Les dernières années de la carrière du Haida ont vu la violence céder la place à la variété. En 1949, il a sauvé l'équipage d'un bombardier US B-29. Durant les années cinquante, il a participé à de nombreuses missions d'entraînement en compagnie de vaisseaux partenaires de l'OTAN. Représentant le Canada au cours de missions de bons offices, il a visité beaucoup de villes, y compris son ancien port d'attache, Plymouth.

Au secours du NCSM Haida

En octobre 1963, la marine a mis le Haida hors service; il était obsolète. Le kilométrage et les années l'avaient rattrapé – en 20 ans, il a fait plus 688 534,25 milles marins, l'équivalent de 27 fois le tour du monde.

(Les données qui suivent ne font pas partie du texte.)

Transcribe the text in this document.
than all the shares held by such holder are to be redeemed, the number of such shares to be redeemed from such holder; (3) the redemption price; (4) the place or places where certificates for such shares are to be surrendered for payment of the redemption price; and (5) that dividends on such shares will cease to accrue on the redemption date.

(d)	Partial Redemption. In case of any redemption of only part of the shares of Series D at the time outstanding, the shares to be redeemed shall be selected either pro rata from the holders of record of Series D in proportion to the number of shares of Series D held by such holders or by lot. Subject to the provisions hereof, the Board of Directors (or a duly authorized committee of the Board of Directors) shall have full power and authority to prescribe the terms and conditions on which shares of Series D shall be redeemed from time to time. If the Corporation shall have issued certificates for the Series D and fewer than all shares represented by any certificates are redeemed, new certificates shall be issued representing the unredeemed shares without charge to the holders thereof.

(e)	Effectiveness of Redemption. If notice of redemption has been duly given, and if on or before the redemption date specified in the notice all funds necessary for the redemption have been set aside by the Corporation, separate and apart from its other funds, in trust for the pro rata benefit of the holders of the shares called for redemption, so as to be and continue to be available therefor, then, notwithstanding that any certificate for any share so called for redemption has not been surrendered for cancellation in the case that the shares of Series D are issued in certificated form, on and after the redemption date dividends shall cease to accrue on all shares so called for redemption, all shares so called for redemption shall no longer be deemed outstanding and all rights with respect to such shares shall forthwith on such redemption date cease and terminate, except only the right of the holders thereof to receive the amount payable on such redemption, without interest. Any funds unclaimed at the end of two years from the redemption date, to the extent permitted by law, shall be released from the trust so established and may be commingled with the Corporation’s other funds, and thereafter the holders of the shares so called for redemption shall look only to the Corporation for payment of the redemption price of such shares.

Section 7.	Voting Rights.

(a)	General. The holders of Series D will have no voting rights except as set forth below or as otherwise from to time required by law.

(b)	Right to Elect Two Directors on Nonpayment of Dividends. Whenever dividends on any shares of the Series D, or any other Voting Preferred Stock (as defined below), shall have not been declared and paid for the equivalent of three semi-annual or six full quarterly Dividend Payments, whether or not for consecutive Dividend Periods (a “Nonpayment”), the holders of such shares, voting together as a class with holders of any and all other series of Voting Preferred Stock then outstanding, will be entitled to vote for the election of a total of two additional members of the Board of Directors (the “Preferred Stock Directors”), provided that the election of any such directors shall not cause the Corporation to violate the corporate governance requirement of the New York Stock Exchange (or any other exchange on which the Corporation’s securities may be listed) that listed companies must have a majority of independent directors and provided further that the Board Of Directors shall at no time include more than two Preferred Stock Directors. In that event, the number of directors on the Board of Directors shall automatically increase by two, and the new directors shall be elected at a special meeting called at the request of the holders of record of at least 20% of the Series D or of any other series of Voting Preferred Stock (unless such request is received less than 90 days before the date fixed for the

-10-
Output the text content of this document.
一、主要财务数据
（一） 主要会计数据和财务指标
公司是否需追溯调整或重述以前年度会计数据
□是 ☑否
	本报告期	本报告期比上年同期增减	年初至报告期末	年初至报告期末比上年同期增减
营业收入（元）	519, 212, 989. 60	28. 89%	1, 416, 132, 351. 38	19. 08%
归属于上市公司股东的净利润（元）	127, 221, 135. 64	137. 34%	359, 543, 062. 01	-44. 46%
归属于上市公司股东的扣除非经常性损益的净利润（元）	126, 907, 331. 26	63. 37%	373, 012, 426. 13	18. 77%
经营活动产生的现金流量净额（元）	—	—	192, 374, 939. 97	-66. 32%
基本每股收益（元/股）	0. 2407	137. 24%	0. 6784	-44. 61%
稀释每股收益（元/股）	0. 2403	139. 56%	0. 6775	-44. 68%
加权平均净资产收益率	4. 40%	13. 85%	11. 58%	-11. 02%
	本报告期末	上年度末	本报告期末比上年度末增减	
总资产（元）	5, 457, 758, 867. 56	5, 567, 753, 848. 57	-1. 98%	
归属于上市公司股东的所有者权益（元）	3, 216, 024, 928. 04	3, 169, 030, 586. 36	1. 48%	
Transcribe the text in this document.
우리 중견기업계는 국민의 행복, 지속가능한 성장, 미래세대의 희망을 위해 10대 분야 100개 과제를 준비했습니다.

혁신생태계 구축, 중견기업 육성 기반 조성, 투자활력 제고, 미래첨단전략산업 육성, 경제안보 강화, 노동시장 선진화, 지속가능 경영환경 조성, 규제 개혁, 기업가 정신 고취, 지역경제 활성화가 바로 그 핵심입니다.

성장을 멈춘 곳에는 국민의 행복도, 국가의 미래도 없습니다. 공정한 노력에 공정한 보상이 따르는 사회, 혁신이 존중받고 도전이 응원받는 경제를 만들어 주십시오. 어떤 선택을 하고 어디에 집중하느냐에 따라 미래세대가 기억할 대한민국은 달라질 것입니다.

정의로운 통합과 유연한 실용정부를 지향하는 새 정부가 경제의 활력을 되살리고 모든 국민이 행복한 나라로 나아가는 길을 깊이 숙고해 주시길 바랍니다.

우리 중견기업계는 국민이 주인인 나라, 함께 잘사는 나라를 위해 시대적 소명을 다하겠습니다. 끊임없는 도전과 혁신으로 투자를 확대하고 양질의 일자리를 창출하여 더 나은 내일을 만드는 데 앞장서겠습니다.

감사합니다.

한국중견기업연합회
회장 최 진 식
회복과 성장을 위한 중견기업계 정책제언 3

Contrairement à bien d'autres Tribal, grâce aux efforts d'une entreprise privée, HAIDA Inc., qui l'a acheté pour en faire un musée, il a échappé au parc à ferraille. C'est en 1970 que le gouvernement de l'Ontario en a fait l'acquisition. Le destroyer a reçu de nombreux visiteurs alors qu'il était amarré à la Place Ontario, à Toronto. La province l'a cédé à Parcs Canada en 2002.

Ensuite, afin d'assurer la conservation à long terme du navire, il a fallu neuf mois de réparations. C'était un travail délicat. On a dû le haler du point d'eau de la Place Ontario jusqu'au lac Ontario. À Port Weller, on l'a mis en cale sèche où on a remplacé plus de quatre tonnes de plaques d'acier de la coque. Sa superstructure a aussi été réparée. La remise à neuf terminée, on l'a déménagé à Hamilton, en Ontario.

En juin 2004, Parcs Canada l'a ouvert au public en tant que lieu historique national. Il est amarré au port de Hamilton. Le NCSM Haida nous rappelle le courage, l'esprit de sacrifice et la ténacité de la Marine royale du Canada.